I do have a big list of numeric values (including duplicates) and I do want to group them into ranges in order to see if how do they distribute.

Let's say there are 1000 values ranging from 0 to 2.000.000 and I do want to group them.

How can I achieve this, preferably in Excel or SQL.


Why group them? Instead, how about estimate the probability density function (PDF) of the distributions from which the data arise? Here's an R-based example:

dat <- c(sample(2000000, 500), rnorm(100, 1000000, 1000), 
         rnorm(150, 1500000, 100),rnorm(150, 500000, 10),
         rnorm(180, 10000, 10), rnorm(10, 1000, 5), 1:10)
dens <- density(dat)

If the data are strictly bounded (0, 2,000,000) then the kernel density estimate is perhaps not best suited. You could fudge things by asking it to only evaluate the density between the bounds:

dens2 <- density(dat, from = 0, to = 2000000)
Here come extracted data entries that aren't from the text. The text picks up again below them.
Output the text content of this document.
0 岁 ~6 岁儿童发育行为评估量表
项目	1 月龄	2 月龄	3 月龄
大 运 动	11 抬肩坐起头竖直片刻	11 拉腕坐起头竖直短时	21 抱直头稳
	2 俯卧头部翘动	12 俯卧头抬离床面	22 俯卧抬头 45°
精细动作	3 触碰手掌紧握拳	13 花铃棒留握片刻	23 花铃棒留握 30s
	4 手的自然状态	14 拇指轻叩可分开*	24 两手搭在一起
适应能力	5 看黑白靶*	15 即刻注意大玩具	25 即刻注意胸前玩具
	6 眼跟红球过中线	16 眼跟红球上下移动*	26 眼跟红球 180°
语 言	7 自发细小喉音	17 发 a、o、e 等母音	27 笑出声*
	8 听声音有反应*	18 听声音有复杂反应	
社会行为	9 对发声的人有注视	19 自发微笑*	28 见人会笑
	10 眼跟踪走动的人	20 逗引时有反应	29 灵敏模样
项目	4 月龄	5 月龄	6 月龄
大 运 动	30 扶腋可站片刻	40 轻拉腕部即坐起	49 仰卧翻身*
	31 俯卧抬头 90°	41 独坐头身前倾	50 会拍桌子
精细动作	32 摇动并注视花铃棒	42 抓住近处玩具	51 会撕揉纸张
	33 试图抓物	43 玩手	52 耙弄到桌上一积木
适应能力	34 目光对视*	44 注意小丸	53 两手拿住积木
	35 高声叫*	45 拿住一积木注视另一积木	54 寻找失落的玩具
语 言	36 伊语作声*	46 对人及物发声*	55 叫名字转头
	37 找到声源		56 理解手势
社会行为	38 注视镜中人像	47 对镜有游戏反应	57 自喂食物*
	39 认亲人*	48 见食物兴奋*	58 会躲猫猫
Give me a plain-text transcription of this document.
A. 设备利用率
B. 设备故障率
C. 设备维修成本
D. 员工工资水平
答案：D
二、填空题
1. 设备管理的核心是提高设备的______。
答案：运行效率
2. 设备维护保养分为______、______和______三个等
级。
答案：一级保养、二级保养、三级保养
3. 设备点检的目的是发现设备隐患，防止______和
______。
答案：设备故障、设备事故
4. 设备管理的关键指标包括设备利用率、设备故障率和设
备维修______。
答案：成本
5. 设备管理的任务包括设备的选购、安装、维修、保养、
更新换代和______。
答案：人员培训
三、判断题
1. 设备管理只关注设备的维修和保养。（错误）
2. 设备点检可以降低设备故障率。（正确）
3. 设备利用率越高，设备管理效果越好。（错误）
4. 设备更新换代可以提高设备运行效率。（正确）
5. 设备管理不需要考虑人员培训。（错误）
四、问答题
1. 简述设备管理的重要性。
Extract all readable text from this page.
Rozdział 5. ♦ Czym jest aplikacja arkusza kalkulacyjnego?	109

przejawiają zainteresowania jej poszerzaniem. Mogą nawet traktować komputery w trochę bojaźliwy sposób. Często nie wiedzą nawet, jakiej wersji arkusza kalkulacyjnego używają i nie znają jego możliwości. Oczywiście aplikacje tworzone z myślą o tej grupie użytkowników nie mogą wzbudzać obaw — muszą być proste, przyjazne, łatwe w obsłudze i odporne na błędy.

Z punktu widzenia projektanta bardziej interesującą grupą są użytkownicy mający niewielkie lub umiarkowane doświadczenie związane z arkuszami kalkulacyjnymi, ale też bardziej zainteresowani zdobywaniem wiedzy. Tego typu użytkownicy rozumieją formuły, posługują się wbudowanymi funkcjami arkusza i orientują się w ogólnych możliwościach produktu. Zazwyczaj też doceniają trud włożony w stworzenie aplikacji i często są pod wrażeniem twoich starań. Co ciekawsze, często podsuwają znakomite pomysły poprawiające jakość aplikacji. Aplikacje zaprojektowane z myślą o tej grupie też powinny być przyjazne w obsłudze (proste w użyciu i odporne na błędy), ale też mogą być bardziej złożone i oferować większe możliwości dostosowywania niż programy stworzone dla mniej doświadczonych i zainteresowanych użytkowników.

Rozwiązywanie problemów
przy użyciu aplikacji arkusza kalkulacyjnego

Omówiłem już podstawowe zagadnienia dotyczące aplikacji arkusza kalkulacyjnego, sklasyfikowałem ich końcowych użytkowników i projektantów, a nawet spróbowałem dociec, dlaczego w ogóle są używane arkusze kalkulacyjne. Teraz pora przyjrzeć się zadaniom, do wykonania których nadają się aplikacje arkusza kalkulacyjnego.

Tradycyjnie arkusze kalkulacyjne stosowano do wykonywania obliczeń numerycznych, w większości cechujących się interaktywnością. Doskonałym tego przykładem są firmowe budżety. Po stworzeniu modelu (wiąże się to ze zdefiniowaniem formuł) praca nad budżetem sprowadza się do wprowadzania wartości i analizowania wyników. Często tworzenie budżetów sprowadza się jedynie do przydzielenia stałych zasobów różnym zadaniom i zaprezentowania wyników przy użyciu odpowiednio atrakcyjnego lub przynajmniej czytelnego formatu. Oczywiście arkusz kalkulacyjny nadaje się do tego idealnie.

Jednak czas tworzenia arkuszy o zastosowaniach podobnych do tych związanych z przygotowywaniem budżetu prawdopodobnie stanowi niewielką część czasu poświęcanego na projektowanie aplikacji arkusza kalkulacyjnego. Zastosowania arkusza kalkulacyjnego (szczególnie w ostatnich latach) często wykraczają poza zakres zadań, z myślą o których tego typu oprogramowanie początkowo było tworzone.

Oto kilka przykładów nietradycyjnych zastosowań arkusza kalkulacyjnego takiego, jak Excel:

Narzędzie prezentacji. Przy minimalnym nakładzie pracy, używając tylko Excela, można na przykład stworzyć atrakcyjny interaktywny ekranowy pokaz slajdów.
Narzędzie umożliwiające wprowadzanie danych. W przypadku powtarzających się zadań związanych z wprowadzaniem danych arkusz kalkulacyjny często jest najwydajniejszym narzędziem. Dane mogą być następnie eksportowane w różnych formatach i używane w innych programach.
Alternatively there is the histogram - a coarse version of the kernel density. What you specifically talk about is binning your data. There are lots of rules/approaches to selecting equal-width bins (i.e. the number of bins) from the data. In R the default is Sturges rule, but it also includes the Freedman-Diaconis rule and Scott's rule. There are others as well - see the Wikipedia page on histograms.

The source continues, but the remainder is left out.